The below program don't work. I don't know why. Please help

Code:

#include <stdio.h>
#include <conio.h>
#include <string.h>
int main ()
{
char str1[30];
char str2[30];
clrscr ();
printf ("Please enter string1 and then string2\n");
scanf ("str1 = %s \n str2 = %s", &str1, &str2);
getch ();
return 0;
}

@bernt,

Thank you but I cannot understand what you mean.

@king mir
I tried putting 29 as you suggested but still it didn't work.

Any string literal you specify to scanf, is expected as input, exactly as you specified it.

So you expect a user to type <str1 = something> literally. If the user enters anything outside of your specification, scanf will fail.

No, the input entered is just two words like "room", "table". It was showing some weird output....but when I replaced scanf with gets(str1) and gets (str2). It works perfect.

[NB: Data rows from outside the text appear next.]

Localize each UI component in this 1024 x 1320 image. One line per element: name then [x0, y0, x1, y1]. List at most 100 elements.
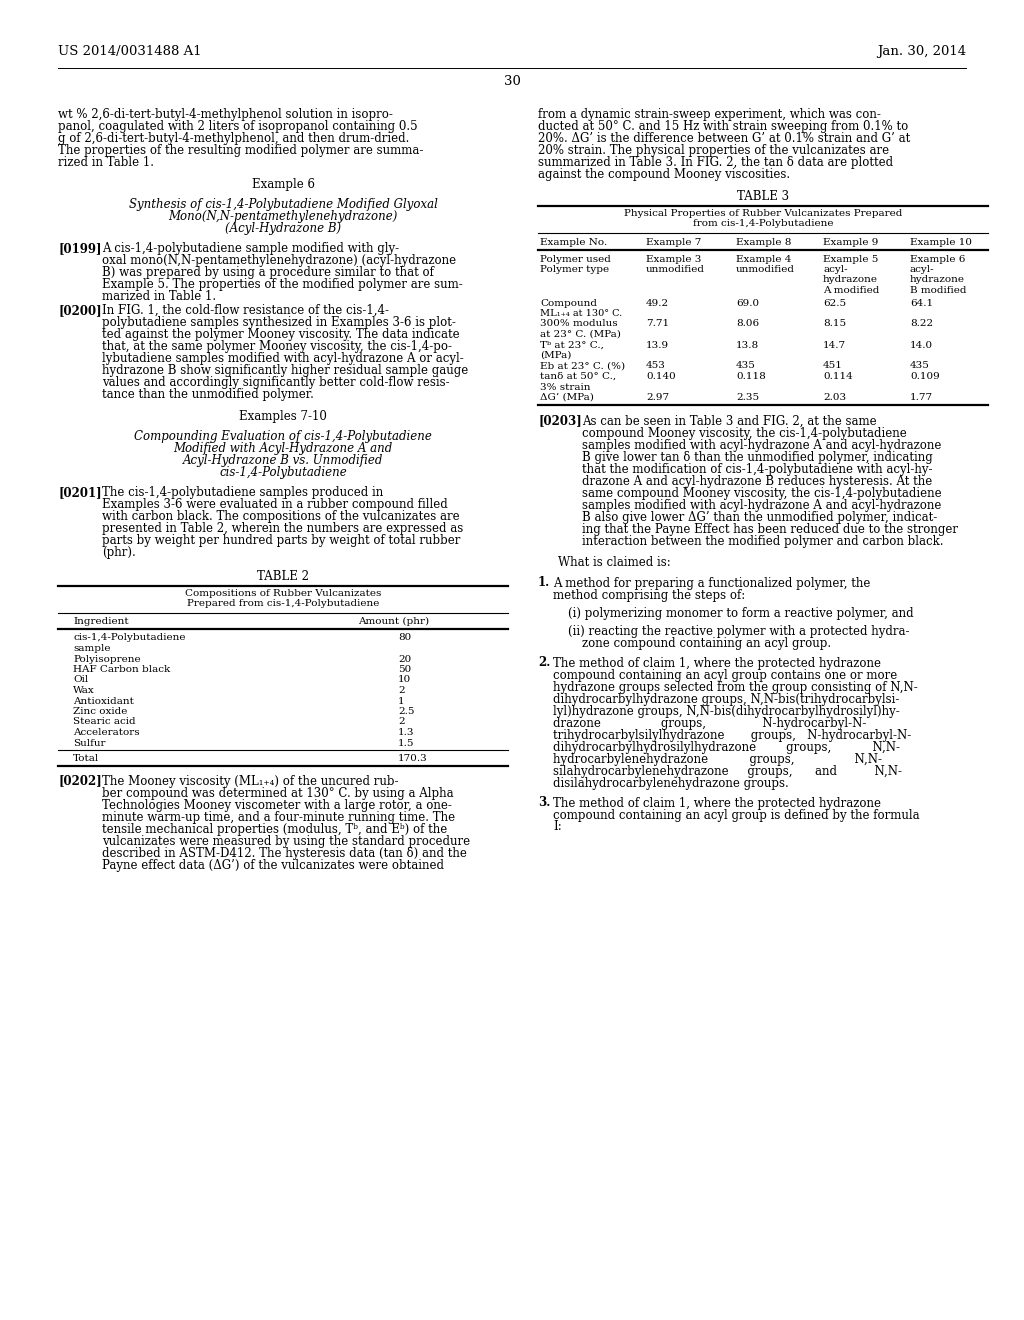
Text: zone compound containing an acyl group.: zone compound containing an acyl group.: [582, 636, 831, 649]
Text: TABLE 3: TABLE 3: [737, 190, 790, 203]
Text: wt % 2,6-di-tert-butyl-4-methylphenol solution in isopro-: wt % 2,6-di-tert-butyl-4-methylphenol so…: [58, 108, 393, 121]
Text: 14.0: 14.0: [910, 341, 933, 350]
Text: oxal mono(N,N-pentamethylenehydrazone) (acyl-hydrazone: oxal mono(N,N-pentamethylenehydrazone) (…: [102, 253, 456, 267]
Text: that the modification of cis-1,4-polybutadiene with acyl-hy-: that the modification of cis-1,4-polybut…: [582, 462, 933, 475]
Text: panol, coagulated with 2 liters of isopropanol containing 0.5: panol, coagulated with 2 liters of isopr…: [58, 120, 418, 133]
Text: tensile mechanical properties (modulus, Tᵇ, and Eᵇ) of the: tensile mechanical properties (modulus, …: [102, 822, 447, 836]
Text: minute warm-up time, and a four-minute running time. The: minute warm-up time, and a four-minute r…: [102, 810, 455, 824]
Text: 0.118: 0.118: [736, 372, 766, 381]
Text: hydrocarbylenehydrazone           groups,                N,N-: hydrocarbylenehydrazone groups, N,N-: [553, 752, 882, 766]
Text: Technologies Mooney viscometer with a large rotor, a one-: Technologies Mooney viscometer with a la…: [102, 799, 452, 812]
Text: tance than the unmodified polymer.: tance than the unmodified polymer.: [102, 388, 314, 401]
Text: interaction between the modified polymer and carbon black.: interaction between the modified polymer…: [582, 535, 943, 548]
Text: 1.3: 1.3: [398, 729, 415, 737]
Text: summarized in Table 3. In FIG. 2, the tan δ data are plotted: summarized in Table 3. In FIG. 2, the ta…: [538, 156, 893, 169]
Text: trihydrocarbylsilylhydrazone       groups,   N-hydrocarbyl-N-: trihydrocarbylsilylhydrazone groups, N-h…: [553, 729, 911, 742]
Text: Example 5: Example 5: [823, 255, 879, 264]
Text: values and accordingly significantly better cold-flow resis-: values and accordingly significantly bet…: [102, 376, 450, 389]
Text: Amount (phr): Amount (phr): [358, 616, 429, 626]
Text: (ii) reacting the reactive polymer with a protected hydra-: (ii) reacting the reactive polymer with …: [568, 624, 909, 638]
Text: disilahydrocarbylenehydrazone groups.: disilahydrocarbylenehydrazone groups.: [553, 776, 788, 789]
Text: 62.5: 62.5: [823, 298, 846, 308]
Text: ing that the Payne Effect has been reduced due to the stronger: ing that the Payne Effect has been reduc…: [582, 523, 958, 536]
Text: Compound: Compound: [540, 298, 597, 308]
Text: compound Mooney viscosity, the cis-1,4-polybutadiene: compound Mooney viscosity, the cis-1,4-p…: [582, 426, 906, 440]
Text: A method for preparing a functionalized polymer, the: A method for preparing a functionalized …: [553, 577, 870, 590]
Text: Oil: Oil: [73, 676, 88, 685]
Text: same compound Mooney viscosity, the cis-1,4-polybutadiene: same compound Mooney viscosity, the cis-…: [582, 487, 942, 499]
Text: Jan. 30, 2014: Jan. 30, 2014: [877, 45, 966, 58]
Text: silahydrocarbylenehydrazone     groups,      and          N,N-: silahydrocarbylenehydrazone groups, and …: [553, 764, 902, 777]
Text: 8.15: 8.15: [823, 319, 846, 329]
Text: that, at the same polymer Mooney viscosity, the cis-1,4-po-: that, at the same polymer Mooney viscosi…: [102, 341, 452, 352]
Text: Tᵇ at 23° C.,: Tᵇ at 23° C.,: [540, 341, 604, 350]
Text: Compounding Evaluation of cis-1,4-Polybutadiene: Compounding Evaluation of cis-1,4-Polybu…: [134, 430, 432, 444]
Text: Antioxidant: Antioxidant: [73, 697, 134, 705]
Text: vulcanizates were measured by using the standard procedure: vulcanizates were measured by using the …: [102, 834, 470, 847]
Text: presented in Table 2, wherein the numbers are expressed as: presented in Table 2, wherein the number…: [102, 521, 463, 535]
Text: As can be seen in Table 3 and FIG. 2, at the same: As can be seen in Table 3 and FIG. 2, at…: [582, 414, 877, 428]
Text: 170.3: 170.3: [398, 754, 428, 763]
Text: cis-1,4-Polybutadiene: cis-1,4-Polybutadiene: [219, 466, 347, 479]
Text: [0202]: [0202]: [58, 775, 101, 788]
Text: Ingredient: Ingredient: [73, 616, 129, 626]
Text: 69.0: 69.0: [736, 298, 759, 308]
Text: 13.8: 13.8: [736, 341, 759, 350]
Text: 49.2: 49.2: [646, 298, 669, 308]
Text: Total: Total: [73, 754, 99, 763]
Text: 20% strain. The physical properties of the vulcanizates are: 20% strain. The physical properties of t…: [538, 144, 889, 157]
Text: Synthesis of cis-1,4-Polybutadiene Modified Glyoxal: Synthesis of cis-1,4-Polybutadiene Modif…: [129, 198, 437, 211]
Text: 1.5: 1.5: [398, 738, 415, 747]
Text: Example 7: Example 7: [646, 238, 701, 247]
Text: In FIG. 1, the cold-flow resistance of the cis-1,4-: In FIG. 1, the cold-flow resistance of t…: [102, 304, 389, 317]
Text: 2.97: 2.97: [646, 393, 669, 403]
Text: samples modified with acyl-hydrazone A and acyl-hydrazone: samples modified with acyl-hydrazone A a…: [582, 438, 941, 451]
Text: hydrazone: hydrazone: [823, 276, 878, 285]
Text: polybutadiene samples synthesized in Examples 3-6 is plot-: polybutadiene samples synthesized in Exa…: [102, 315, 456, 329]
Text: tanδ at 50° C.,: tanδ at 50° C.,: [540, 372, 616, 381]
Text: (MPa): (MPa): [540, 351, 571, 360]
Text: TABLE 2: TABLE 2: [257, 570, 309, 583]
Text: 14.7: 14.7: [823, 341, 846, 350]
Text: 435: 435: [736, 362, 756, 371]
Text: B) was prepared by using a procedure similar to that of: B) was prepared by using a procedure sim…: [102, 267, 434, 279]
Text: Example 4: Example 4: [736, 255, 792, 264]
Text: The cis-1,4-polybutadiene samples produced in: The cis-1,4-polybutadiene samples produc…: [102, 486, 383, 499]
Text: 1.: 1.: [538, 577, 550, 590]
Text: 30: 30: [504, 75, 520, 88]
Text: Payne effect data (ΔG’) of the vulcanizates were obtained: Payne effect data (ΔG’) of the vulcaniza…: [102, 858, 444, 871]
Text: 0.109: 0.109: [910, 372, 940, 381]
Text: I:: I:: [553, 821, 562, 833]
Text: Stearic acid: Stearic acid: [73, 718, 135, 726]
Text: from cis-1,4-Polybutadiene: from cis-1,4-Polybutadiene: [693, 219, 834, 228]
Text: Example 3: Example 3: [646, 255, 701, 264]
Text: 10: 10: [398, 676, 412, 685]
Text: Example 9: Example 9: [823, 238, 879, 247]
Text: Polymer type: Polymer type: [540, 265, 609, 275]
Text: acyl-: acyl-: [823, 265, 848, 275]
Text: ted against the polymer Mooney viscosity. The data indicate: ted against the polymer Mooney viscosity…: [102, 327, 460, 341]
Text: A cis-1,4-polybutadiene sample modified with gly-: A cis-1,4-polybutadiene sample modified …: [102, 242, 399, 255]
Text: 1: 1: [398, 697, 404, 705]
Text: acyl-: acyl-: [910, 265, 935, 275]
Text: What is claimed is:: What is claimed is:: [558, 557, 671, 569]
Text: Examples 7-10: Examples 7-10: [239, 411, 327, 422]
Text: Polyisoprene: Polyisoprene: [73, 655, 140, 664]
Text: ber compound was determined at 130° C. by using a Alpha: ber compound was determined at 130° C. b…: [102, 787, 454, 800]
Text: 2: 2: [398, 686, 404, 696]
Text: The Mooney viscosity (ML₁₊₄) of the uncured rub-: The Mooney viscosity (ML₁₊₄) of the uncu…: [102, 775, 398, 788]
Text: Example 6: Example 6: [910, 255, 966, 264]
Text: dihydrocarbylhydrazone groups, N,N-bis(trihydrocarbylsi-: dihydrocarbylhydrazone groups, N,N-bis(t…: [553, 693, 899, 705]
Text: 2.35: 2.35: [736, 393, 759, 403]
Text: samples modified with acyl-hydrazone A and acyl-hydrazone: samples modified with acyl-hydrazone A a…: [582, 499, 941, 511]
Text: Sulfur: Sulfur: [73, 738, 105, 747]
Text: 435: 435: [910, 362, 930, 371]
Text: 2: 2: [398, 718, 404, 726]
Text: unmodified: unmodified: [646, 265, 705, 275]
Text: g of 2,6-di-tert-butyl-4-methylphenol, and then drum-dried.: g of 2,6-di-tert-butyl-4-methylphenol, a…: [58, 132, 410, 145]
Text: 80: 80: [398, 634, 412, 643]
Text: 50: 50: [398, 665, 412, 675]
Text: 13.9: 13.9: [646, 341, 669, 350]
Text: (phr).: (phr).: [102, 546, 136, 558]
Text: Example 6: Example 6: [252, 178, 314, 191]
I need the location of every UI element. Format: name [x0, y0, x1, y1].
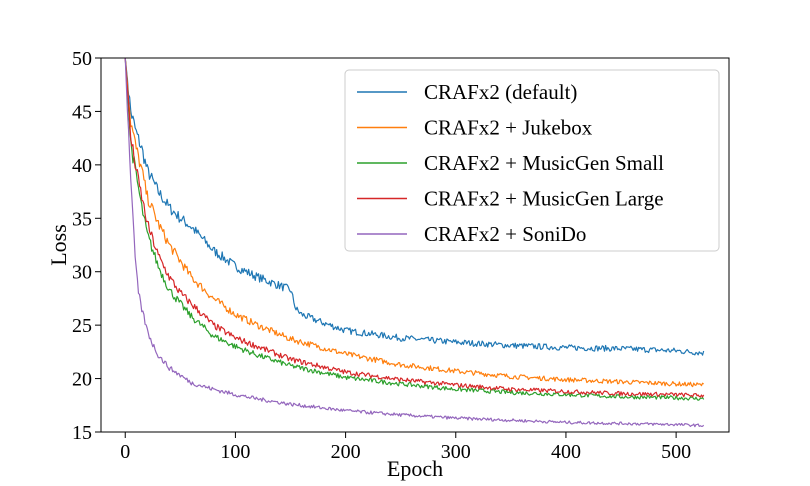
- y-tick-label: 20: [72, 369, 92, 391]
- series-line-4: [124, 58, 705, 398]
- x-tick-label: 500: [661, 441, 691, 463]
- legend-label: CRAFx2 + MusicGen Large: [424, 187, 664, 211]
- series-line-1: [124, 58, 705, 356]
- x-tick-label: 200: [331, 441, 361, 463]
- legend-label: CRAFx2 + Jukebox: [424, 116, 593, 140]
- legend-box: [344, 69, 720, 252]
- y-tick-label: 45: [72, 101, 92, 123]
- x-tick-label: 300: [441, 441, 471, 463]
- y-tick-label: 50: [72, 48, 92, 70]
- y-tick-label: 15: [72, 422, 92, 444]
- y-tick-label: 35: [72, 208, 92, 230]
- y-axis-label: Loss: [46, 224, 71, 266]
- series-line-3: [124, 58, 705, 401]
- y-tick-label: 30: [72, 262, 92, 284]
- legend-label: CRAFx2 (default): [424, 80, 577, 104]
- x-tick-label: 100: [220, 441, 250, 463]
- y-tick-label: 25: [72, 315, 92, 337]
- series-line-5: [124, 58, 705, 428]
- legend: CRAFx2 (default) CRAFx2 + Jukebox CRAFx2 +…: [344, 69, 720, 252]
- legend-label: CRAFx2 + MusicGen Small: [424, 151, 664, 175]
- plot-frame: [100, 57, 730, 433]
- x-tick-label: 400: [551, 441, 581, 463]
- series-layer: [124, 58, 705, 428]
- ticks-layer: 0 100 200 300 400 500 15 20 25 30 35 40 45 50: [72, 48, 691, 463]
- legend-label: CRAFx2 + SoniDo: [424, 222, 586, 246]
- x-tick-label: 0: [120, 441, 130, 463]
- x-axis-label: Epoch: [387, 456, 443, 481]
- y-tick-label: 40: [72, 155, 92, 177]
- series-line-2: [124, 58, 704, 388]
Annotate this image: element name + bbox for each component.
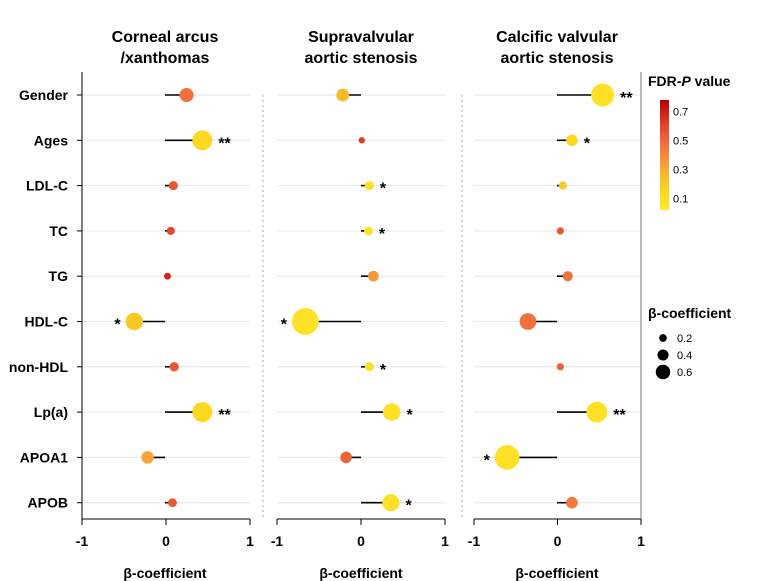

Originally Posted by learning_grc

No, the input entered is just two words like "room", "table". It was showing some weird output....but when I replaced scanf with gets(str1) and gets (str2). It works perfect.

Did you try...

Code:

scanf(" %s %s",str1,str2);

scanf() does pattern matching. I you put a bunch of junk into the formatter string, then your user has to type that stuff to make it work.

@commontater
yes it's working but I never thought about to try in that way because I learned in scanf we must use the symbol "&" after comma.

Originally Posted by learning_grc

@commontater
yes it's working but I never thought about to try in that way because I learned in scanf we must use the symbol "&" after comma.

Yes Scanf() expects pointers for it's conversions.

However, an array's name is a pointer to the array, thus a string array is already a pointer so you don't need the address of operator.